Is it hard changing from one field of work to another?
No, not at all. I normally choose the things I like to do. That’s why I’ve changed from electrician to policeman to manager to teacher to paramedic. I just follow my heart and basically do what I want to do.
What’s next the next one?
I think this is the end of the road, though—it’s what I love doing. Saving somebody’s life is probably the ultimate thing. This is the reason why I was born, the reason why I am here.
How did you get hooked up with the Ruamkatunyu Foundation?
The father of one of my first students was one of the bosses of Ruamkatunyu. She invited me to do some volunteer work. I went to a flood-hit area in Saraburi five or six years ago. It was my first time to meet poor people who had lost everything.
Your co-workers at the Foundation don’t speak English—any Lost in Translation moments?

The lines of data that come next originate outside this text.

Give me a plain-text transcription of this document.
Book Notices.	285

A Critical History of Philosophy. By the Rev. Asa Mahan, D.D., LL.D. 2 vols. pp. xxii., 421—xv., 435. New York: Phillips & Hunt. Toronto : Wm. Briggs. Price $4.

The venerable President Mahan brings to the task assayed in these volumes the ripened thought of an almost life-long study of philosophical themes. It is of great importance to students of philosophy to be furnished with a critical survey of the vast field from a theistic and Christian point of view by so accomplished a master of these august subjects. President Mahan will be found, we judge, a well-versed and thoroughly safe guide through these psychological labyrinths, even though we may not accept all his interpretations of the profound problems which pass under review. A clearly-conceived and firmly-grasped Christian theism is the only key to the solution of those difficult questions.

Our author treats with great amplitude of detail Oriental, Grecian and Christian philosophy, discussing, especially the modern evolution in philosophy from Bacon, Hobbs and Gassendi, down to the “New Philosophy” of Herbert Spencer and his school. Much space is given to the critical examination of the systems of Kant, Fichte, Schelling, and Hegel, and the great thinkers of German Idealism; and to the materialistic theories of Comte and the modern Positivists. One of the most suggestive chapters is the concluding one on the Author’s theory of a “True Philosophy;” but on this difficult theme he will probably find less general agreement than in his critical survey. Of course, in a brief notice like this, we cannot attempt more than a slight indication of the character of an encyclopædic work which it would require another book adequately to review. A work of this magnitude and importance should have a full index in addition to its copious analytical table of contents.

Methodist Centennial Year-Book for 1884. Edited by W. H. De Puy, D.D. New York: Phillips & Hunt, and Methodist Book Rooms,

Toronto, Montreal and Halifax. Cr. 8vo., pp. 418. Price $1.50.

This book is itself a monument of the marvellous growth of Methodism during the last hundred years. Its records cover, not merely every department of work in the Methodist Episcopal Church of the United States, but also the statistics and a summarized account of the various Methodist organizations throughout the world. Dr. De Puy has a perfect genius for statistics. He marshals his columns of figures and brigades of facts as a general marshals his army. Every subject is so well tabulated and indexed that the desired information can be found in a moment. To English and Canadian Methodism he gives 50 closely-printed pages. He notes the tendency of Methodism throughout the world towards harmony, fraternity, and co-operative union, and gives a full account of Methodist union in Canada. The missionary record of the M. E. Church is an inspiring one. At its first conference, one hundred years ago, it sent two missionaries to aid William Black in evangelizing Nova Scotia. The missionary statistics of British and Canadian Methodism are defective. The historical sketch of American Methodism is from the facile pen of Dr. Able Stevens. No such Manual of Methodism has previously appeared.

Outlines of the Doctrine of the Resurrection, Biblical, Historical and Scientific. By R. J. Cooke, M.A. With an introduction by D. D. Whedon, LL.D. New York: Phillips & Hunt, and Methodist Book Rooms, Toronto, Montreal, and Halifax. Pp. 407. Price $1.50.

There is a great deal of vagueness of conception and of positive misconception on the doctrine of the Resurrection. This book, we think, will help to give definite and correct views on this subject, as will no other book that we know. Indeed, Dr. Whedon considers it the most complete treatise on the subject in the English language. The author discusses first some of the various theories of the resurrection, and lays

Two days ago, I went to help somebody, but actually it was a snake. I thought I heard “puad” or “jeb”—I wasn’t sure. I went there very quickly and the pranakorn asked me why I came and I said, “Chuay kon jeb” [to help the injured]. They said it was a ngoo [snake] and the other said, “ngoo jeb mai?” [is the snake hurt?]. They started making fun of me.
What can we do to help?
You don’t need any experience to work with us—all you need is a strong stomach and a big heart. Or just donate food, clothes, toys or books—basically anything, money for coffins even. If you drive into a petrol station and see some volunteers, buy them a drink. It’s really appreciated.
In five years?
My five-year plan is to have my ambulance running and to be speaking fluent Thai. I also expect Ruamkatunyu to increase its service to the community in Thailand. I would like some support from the farang community in Thailand, as well, because I think farang like to help.
What would you like to do next?
Get married and have a kid. I really want a child. My girlfriend left me because I didn’t have time for her.